Excluded. Acute anticholinergic toxidrome ("hot as a hare", physostigmine reversal) — that is a poisoning emergency entry, not a chronic-burden entry. Surgical anticholinergic premedication (atropine, glycopyrrolate) and ophthalmologic mydriatics — single-dose clinical contexts, not cumulative exposure. The cholinergic hypothesis of Alzheimer's disease and acetylcholinesterase inhibitor therapy — adjacent but inverse mechanism, warrants its own entry. Specific OAB-drug entries (oxybutynin vs. mirabegron vs. trospium head-to-head) — depth referenced inline but the within-class comparison would crowd this entry; flagged below as a separate-entry candidate.

Separate-entry candidates.

• Beers Criteria literacy — a general "drugs to avoid in older adults" entry that this one would link to.
• Polypharmacy review — the broader practice this sits inside (which non-anticholinergic burdens are also worth counting).
• Overactive bladder treatment selection — the oxybutynin / solifenacin / trospium / mirabegron / vibegron landscape deserves a dedicated entry.
• Diphenhydramine for sleep — could stand as a focused entry; here it is treated as one instance of the burden problem.

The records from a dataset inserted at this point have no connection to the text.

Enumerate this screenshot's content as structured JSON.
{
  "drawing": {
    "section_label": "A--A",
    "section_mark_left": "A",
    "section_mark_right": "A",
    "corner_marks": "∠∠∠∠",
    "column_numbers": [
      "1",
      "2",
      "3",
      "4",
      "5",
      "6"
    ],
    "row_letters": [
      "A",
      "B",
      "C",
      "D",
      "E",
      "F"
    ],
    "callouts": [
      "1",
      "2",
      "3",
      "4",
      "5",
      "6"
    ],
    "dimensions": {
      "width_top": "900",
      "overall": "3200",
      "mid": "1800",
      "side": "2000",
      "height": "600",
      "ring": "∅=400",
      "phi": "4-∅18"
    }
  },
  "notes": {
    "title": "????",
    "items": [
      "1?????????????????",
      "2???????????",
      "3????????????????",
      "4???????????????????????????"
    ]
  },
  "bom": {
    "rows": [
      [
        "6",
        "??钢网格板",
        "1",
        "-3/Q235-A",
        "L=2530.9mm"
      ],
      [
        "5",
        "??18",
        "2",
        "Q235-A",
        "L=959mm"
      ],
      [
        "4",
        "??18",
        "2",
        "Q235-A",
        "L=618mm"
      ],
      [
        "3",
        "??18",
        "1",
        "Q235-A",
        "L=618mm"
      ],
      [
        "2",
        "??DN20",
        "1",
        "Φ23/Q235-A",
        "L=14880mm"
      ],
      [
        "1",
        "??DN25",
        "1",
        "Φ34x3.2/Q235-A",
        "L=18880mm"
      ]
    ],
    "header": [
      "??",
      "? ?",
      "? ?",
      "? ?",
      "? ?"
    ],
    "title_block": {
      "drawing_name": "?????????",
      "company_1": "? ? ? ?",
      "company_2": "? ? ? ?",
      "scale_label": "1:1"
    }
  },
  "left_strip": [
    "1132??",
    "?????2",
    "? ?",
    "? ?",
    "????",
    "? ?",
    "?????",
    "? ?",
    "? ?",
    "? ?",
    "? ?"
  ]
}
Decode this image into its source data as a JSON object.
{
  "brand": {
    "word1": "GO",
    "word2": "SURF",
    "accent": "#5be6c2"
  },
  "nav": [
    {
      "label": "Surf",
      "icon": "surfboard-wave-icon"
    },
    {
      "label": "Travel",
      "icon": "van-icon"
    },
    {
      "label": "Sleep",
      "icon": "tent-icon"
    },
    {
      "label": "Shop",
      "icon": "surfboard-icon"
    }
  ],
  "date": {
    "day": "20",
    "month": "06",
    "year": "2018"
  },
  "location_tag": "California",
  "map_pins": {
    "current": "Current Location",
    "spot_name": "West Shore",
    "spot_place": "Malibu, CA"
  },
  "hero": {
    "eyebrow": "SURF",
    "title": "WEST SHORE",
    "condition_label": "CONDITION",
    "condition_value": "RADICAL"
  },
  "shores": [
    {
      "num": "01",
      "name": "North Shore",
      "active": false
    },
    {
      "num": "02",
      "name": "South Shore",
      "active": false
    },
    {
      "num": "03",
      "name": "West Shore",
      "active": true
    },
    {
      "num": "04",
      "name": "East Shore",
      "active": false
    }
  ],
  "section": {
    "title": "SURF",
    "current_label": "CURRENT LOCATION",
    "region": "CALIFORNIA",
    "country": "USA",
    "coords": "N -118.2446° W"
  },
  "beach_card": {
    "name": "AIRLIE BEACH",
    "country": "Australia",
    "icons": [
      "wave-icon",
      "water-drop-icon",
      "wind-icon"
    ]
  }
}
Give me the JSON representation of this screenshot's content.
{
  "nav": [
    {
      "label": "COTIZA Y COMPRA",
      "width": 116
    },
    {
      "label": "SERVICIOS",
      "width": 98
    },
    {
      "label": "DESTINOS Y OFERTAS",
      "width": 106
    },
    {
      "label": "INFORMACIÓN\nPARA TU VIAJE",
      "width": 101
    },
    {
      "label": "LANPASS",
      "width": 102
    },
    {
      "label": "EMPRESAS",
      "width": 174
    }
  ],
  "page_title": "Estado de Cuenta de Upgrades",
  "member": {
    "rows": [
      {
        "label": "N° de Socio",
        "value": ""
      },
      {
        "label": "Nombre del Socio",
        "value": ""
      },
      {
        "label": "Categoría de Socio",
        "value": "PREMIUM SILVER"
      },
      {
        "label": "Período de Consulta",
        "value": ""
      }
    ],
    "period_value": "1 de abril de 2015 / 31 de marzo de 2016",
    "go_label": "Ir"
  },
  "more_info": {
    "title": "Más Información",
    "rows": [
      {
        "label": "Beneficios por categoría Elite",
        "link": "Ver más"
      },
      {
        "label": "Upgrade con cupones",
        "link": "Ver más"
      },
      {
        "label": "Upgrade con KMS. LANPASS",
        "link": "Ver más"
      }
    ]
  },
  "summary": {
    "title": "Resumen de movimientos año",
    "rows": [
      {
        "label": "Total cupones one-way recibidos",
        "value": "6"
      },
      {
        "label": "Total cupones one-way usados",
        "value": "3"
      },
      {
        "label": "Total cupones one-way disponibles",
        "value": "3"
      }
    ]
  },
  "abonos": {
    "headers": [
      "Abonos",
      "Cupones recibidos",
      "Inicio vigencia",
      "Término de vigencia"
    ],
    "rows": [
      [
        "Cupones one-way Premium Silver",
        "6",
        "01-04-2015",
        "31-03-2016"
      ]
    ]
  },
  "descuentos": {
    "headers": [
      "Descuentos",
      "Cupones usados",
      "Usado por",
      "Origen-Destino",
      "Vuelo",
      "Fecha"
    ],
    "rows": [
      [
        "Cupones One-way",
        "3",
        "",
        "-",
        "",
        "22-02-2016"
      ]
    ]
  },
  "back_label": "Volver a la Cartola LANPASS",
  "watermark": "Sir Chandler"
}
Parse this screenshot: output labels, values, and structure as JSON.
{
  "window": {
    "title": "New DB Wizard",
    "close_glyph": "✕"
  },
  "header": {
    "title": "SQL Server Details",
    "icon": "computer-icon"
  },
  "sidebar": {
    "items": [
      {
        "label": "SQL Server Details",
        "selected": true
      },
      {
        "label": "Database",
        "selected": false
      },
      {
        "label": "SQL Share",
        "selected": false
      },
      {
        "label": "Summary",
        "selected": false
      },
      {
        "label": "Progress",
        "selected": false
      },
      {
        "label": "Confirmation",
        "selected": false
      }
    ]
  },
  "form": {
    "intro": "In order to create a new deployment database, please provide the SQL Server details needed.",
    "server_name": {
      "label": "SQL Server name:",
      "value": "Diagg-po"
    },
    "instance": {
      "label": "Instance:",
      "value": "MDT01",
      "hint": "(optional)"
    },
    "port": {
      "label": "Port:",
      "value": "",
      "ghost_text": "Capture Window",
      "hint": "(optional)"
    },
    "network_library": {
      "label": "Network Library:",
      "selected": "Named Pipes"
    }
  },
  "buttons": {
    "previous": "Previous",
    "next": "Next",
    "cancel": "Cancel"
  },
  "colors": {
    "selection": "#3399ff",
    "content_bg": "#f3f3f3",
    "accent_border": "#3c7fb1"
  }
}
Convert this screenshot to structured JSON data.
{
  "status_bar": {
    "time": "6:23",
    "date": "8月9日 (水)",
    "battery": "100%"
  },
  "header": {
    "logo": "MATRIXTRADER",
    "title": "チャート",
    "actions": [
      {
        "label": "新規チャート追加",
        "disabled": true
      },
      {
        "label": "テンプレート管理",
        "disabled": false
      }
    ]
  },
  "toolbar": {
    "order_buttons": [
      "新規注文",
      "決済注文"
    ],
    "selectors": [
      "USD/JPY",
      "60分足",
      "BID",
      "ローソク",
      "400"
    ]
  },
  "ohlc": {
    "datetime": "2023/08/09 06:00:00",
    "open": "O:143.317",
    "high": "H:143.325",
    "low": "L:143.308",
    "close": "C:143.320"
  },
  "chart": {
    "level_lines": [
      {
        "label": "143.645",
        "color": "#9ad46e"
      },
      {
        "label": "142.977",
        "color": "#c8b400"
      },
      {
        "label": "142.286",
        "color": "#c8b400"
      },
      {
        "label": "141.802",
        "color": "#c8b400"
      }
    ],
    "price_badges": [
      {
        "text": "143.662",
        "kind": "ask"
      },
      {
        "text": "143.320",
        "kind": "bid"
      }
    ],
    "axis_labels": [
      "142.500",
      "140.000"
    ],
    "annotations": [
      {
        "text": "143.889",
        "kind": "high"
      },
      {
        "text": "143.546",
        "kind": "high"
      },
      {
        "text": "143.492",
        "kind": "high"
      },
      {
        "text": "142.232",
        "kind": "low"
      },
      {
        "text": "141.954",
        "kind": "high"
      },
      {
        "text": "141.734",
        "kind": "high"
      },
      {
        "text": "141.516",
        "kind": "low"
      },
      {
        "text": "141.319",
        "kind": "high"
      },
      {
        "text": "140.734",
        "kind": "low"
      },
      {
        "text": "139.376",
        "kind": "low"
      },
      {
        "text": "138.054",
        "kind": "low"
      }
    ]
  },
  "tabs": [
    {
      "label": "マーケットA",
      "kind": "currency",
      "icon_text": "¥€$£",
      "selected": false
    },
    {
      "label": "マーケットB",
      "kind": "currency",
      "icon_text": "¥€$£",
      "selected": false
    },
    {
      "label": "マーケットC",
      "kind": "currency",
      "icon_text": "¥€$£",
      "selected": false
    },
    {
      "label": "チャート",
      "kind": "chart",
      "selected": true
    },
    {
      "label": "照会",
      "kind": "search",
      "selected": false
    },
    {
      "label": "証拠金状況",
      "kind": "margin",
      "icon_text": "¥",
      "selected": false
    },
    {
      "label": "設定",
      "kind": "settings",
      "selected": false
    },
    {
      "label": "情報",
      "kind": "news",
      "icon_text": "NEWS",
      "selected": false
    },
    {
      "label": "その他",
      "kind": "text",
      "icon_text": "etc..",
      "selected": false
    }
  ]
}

Future links. Once they exist, this entry should cross-link to entries on sleep hygiene, deprescribing, polypharmacy review, Beers Criteria, xerostomia management, and falls prevention in older adults.

Hard call on causation. The article frames the dementia evidence as a credible probabilistic signal worth acting on, rather than as established causation. This is intentional and explicit in the evidence section's closing caveat. The alternative editorial choice — present the HR 1.54 as fact, downplay confounding — would have been more clickable and less honest. The Welk active-comparator design is the load-bearing piece that lets the article advocate action without overclaiming causality.

Citations. All ten library refs used in the article are present in the research dossier. The dossier names Hahnel 2023 (dental literature on caries in middle-aged anticholinergic users) in the meta justification but the article body did not need it; not added to the library because the more general xerostomia framing was sufficient.